Despite recent, independent progress in model-based reinforcement learning and integrated symbolic-geometric robotic planning, synthesizing these techniques remains challenging because of their disparate assumptions and strengths. In this work, we take a step toward bridging this gap with Neuro-Symbolic Relational Transition Models (NSRTs), a novel class of transition models that are data-efficient to learn, compatible with powerful robotic planning methods, and generalizable over objects. NSRTs have both symbolic and neural components, enabling a bilevel planning scheme where symbolic AI planning in an outer loop guides continuous planning with neural models in an inner loop. Experiments in four robotic planning domains show that NSRTs can be learned after only tens or hundreds of training episodes, and then used for fast planning in new tasks that require up to 60 actions to reach the goal and involve many more objects than were seen during training. Video: https://tinyurl.com/chitnis-nsrts

Learning When to Quit: Meta-Reasoning for Motion Planning

Anytime motion planners are widely used in robotics. However, the relationship between their solution quality and computation time is not well understood, and thus, determining when to quit planning and start execution is unclear. In this paper, we address the problem of deciding when to stop deliberation under bounded computational capacity, so called meta-reasoning, for anytime motion planning. We propose data-driven learning methods, model-based and model-free meta-reasoning, that are applicable to different environment distributions and agnostic to the choice of anytime motion planners. As a part of the framework, we design a convolutional neural network-based optimal solution predictor that predicts the optimal path length from a given 2D workspace image. We empirically evaluate the performance of the proposed methods in simulation in comparison with baselines.

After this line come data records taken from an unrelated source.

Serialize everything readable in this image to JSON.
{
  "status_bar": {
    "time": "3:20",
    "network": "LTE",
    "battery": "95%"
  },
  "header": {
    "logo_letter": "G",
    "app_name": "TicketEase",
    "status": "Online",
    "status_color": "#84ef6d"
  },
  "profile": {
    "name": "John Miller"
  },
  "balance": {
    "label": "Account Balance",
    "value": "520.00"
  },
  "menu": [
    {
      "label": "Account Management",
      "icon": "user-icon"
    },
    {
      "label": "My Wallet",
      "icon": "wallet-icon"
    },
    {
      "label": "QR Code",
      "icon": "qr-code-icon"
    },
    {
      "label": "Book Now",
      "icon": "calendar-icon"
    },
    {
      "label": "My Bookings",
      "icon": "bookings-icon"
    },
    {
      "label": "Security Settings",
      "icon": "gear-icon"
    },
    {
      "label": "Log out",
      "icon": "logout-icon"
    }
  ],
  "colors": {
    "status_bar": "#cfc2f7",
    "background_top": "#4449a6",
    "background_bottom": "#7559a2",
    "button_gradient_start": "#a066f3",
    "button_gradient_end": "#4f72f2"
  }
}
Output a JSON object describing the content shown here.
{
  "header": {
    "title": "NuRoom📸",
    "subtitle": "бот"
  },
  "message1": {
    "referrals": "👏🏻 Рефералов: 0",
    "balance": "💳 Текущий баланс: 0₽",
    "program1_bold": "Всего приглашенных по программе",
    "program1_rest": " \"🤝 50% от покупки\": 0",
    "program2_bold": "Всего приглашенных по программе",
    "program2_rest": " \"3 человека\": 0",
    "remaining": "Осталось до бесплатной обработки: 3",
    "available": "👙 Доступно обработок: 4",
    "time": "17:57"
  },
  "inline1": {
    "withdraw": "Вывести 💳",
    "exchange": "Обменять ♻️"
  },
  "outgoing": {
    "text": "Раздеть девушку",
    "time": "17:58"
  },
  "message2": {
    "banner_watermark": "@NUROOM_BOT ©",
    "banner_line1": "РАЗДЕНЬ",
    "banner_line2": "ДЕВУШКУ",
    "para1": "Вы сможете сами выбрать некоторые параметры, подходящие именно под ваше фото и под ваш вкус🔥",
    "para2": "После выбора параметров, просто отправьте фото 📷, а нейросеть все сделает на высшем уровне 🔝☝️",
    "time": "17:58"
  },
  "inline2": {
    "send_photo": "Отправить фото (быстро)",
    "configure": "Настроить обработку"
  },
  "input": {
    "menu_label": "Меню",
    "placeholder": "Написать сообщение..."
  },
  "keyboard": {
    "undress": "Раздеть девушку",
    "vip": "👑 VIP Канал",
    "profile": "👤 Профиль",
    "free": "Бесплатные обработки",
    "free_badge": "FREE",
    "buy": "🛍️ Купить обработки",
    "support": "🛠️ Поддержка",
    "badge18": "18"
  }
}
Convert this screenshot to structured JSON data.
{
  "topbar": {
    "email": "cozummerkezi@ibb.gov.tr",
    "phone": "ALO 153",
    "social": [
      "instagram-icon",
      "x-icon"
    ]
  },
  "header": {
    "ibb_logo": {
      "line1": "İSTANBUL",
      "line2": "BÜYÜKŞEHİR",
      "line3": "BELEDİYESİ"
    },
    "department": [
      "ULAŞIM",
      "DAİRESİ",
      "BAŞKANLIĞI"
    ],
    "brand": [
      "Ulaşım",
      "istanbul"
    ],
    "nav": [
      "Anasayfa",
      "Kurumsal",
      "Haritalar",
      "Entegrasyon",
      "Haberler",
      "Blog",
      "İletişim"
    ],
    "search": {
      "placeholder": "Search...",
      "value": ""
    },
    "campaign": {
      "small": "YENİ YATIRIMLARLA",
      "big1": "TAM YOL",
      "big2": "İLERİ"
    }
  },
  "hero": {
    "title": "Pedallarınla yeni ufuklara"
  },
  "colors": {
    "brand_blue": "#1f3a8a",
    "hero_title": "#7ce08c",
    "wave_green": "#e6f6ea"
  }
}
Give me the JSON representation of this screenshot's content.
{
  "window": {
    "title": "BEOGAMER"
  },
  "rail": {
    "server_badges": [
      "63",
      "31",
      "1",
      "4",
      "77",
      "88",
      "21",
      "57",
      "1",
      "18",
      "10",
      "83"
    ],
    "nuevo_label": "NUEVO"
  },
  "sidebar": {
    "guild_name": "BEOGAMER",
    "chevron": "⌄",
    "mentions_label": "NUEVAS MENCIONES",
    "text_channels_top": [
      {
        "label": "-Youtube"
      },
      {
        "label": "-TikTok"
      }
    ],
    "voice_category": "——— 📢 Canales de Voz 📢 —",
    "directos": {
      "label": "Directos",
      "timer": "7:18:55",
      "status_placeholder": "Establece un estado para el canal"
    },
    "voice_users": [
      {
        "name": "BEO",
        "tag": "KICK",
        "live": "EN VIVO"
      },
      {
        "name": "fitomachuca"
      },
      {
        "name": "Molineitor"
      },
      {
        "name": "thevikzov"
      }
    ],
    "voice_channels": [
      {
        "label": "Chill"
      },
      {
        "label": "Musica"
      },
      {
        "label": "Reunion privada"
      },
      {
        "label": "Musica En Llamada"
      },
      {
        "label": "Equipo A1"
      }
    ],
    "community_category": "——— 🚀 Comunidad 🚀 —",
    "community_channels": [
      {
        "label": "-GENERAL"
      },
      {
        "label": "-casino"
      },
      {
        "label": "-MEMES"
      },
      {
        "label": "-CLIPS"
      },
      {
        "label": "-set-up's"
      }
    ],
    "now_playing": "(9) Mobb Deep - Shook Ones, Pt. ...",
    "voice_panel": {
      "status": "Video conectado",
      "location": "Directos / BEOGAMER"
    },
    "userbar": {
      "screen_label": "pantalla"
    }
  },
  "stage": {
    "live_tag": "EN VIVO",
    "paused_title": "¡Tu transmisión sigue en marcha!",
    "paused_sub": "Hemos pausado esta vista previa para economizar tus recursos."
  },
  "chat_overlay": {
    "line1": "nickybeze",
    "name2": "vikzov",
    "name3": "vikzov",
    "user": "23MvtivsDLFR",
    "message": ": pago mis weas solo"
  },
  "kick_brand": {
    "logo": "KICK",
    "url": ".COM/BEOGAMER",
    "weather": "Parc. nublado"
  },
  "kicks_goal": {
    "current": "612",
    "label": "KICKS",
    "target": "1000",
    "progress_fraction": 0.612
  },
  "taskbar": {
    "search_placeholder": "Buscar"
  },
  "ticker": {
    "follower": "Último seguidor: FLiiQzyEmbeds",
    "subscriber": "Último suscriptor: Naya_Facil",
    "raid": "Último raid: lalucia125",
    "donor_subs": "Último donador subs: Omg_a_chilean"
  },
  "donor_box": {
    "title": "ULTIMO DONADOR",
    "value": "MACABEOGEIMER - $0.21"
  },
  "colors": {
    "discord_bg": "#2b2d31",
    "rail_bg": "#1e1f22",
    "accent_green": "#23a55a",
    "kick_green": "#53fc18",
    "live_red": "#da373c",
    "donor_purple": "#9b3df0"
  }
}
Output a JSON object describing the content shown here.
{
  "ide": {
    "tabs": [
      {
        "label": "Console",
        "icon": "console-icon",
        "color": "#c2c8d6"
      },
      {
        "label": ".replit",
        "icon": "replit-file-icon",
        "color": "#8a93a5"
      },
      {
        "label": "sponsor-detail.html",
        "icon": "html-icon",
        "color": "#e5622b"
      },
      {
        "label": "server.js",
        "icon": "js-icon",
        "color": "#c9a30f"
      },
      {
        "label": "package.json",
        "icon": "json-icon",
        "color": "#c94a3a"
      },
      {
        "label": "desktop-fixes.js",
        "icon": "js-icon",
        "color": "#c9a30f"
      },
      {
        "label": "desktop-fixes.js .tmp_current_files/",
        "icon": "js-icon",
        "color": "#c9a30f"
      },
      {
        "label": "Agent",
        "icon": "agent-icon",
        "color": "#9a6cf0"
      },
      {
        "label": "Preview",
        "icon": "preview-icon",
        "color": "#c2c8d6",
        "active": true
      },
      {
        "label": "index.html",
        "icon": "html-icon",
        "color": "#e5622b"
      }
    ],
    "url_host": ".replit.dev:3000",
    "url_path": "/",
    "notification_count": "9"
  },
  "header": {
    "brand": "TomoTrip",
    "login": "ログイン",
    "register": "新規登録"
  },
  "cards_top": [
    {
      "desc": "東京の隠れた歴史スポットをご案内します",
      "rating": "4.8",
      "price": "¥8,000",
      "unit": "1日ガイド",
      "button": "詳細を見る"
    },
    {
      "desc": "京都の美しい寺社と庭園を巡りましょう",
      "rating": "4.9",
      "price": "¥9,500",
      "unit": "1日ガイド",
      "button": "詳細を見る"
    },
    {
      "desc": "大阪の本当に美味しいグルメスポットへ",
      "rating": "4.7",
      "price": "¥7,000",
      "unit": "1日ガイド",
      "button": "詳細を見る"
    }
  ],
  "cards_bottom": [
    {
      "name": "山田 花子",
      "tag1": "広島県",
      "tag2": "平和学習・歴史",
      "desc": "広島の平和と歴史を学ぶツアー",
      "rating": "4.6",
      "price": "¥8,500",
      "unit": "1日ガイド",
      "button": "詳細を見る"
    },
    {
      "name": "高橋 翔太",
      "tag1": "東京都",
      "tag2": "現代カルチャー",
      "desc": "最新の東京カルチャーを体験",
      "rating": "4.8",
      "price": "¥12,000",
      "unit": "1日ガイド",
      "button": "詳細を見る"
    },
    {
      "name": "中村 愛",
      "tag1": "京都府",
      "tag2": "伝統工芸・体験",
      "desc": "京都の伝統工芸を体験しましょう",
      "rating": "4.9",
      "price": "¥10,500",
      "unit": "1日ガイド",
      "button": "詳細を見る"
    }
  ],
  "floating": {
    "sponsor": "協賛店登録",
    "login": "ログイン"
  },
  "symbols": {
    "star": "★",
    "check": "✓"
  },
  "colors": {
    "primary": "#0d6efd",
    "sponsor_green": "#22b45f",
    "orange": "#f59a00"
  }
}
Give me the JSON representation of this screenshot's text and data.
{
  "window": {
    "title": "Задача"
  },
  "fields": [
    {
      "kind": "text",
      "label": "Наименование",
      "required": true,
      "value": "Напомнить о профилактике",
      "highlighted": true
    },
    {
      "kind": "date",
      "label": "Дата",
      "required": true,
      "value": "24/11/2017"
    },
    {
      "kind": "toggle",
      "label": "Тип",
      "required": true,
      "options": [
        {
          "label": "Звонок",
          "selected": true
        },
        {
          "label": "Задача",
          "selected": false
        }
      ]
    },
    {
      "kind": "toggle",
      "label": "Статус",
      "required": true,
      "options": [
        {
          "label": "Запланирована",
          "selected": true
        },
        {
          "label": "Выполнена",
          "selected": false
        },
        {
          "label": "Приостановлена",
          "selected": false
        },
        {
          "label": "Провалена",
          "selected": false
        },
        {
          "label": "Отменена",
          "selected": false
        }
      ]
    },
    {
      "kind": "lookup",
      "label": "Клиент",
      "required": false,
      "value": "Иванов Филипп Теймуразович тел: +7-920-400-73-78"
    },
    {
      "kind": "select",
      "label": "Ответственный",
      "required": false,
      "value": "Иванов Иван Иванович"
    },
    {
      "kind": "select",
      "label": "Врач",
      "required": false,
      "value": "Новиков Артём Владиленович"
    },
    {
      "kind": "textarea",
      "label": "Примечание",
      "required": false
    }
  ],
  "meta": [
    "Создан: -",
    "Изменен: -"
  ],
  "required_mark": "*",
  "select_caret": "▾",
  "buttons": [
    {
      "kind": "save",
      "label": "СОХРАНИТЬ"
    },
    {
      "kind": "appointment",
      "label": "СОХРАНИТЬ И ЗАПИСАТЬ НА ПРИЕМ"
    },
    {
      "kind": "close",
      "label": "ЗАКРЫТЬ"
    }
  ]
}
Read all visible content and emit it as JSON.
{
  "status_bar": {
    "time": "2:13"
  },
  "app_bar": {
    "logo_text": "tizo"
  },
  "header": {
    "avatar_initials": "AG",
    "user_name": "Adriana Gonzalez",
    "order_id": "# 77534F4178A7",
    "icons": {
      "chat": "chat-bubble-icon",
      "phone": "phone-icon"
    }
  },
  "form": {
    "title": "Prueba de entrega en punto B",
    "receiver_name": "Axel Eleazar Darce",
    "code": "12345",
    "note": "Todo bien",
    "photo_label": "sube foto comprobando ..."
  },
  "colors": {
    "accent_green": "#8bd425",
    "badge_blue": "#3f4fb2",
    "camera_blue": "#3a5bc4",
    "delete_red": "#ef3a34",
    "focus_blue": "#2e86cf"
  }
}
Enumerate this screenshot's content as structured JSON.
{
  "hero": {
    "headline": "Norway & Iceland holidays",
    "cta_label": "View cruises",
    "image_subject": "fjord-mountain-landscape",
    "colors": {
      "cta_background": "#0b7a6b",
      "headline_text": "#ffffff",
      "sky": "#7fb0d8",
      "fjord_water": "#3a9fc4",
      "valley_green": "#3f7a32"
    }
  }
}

Learning Symbolic Operators for Task and Motion Planning

Robotic planning problems in hybrid state and action spaces can be solved by integrated task and motion planners (TAMP) that handle the complex interaction between motion-level decisions and task-level plan feasibility. TAMP approaches rely on domain-specific symbolic operators to guide the task-level search, making planning efficient. In this work, we formalize and study the problem of operator learning for TAMP. Central to this study is the view that operators define a lossy abstraction of the transition model of the underlying domain. We then propose a bottom-up relational learning method for operator learning and show how the learned operators can be used for planning in a TAMP system. Experimentally, we provide results in three domains, including long-horizon robotic planning tasks. We find our approach to substantially outperform several baselines, including three graph neural network-based model-free approaches based on recent work. Video: https://youtu.be/iVfpX9BpBRo

Tailoring: encoding inductive biases by optimizing unsupervised objectives at prediction time

From CNNs to attention mechanisms, encoding inductive biases into neural networks has been a fruitful source of improvement in machine learning. Auxiliary losses are a general way of encoding biases in order to help networks learn better representations by adding extra terms to the loss function. However, since they are minimized on the training data, they suffer from the same generalization gap as regular task losses. Moreover, by changing the loss function, the network is optimizing a different objective than the one we care about. In this work we solve both problems: first, we take inspiration from \textit{transductive learning} and note that, after receiving an input but before making a prediction, we can fine-tune our models on any unsupervised objective. We call this process tailoring, because we customize the model to each input. Second, we formulate a nested optimization (similar to those in meta-learning) and train our models to perform well on the task loss after adapting to the tailoring loss. The advantages of tailoring and meta-tailoring are discussed theoretically and demonstrated empirically on several diverse examples: encoding inductive conservation laws from physics to improve predictions, improving local smoothness to increase robustness to adversarial examples, and using contrastive losses on the query image to improve generalization.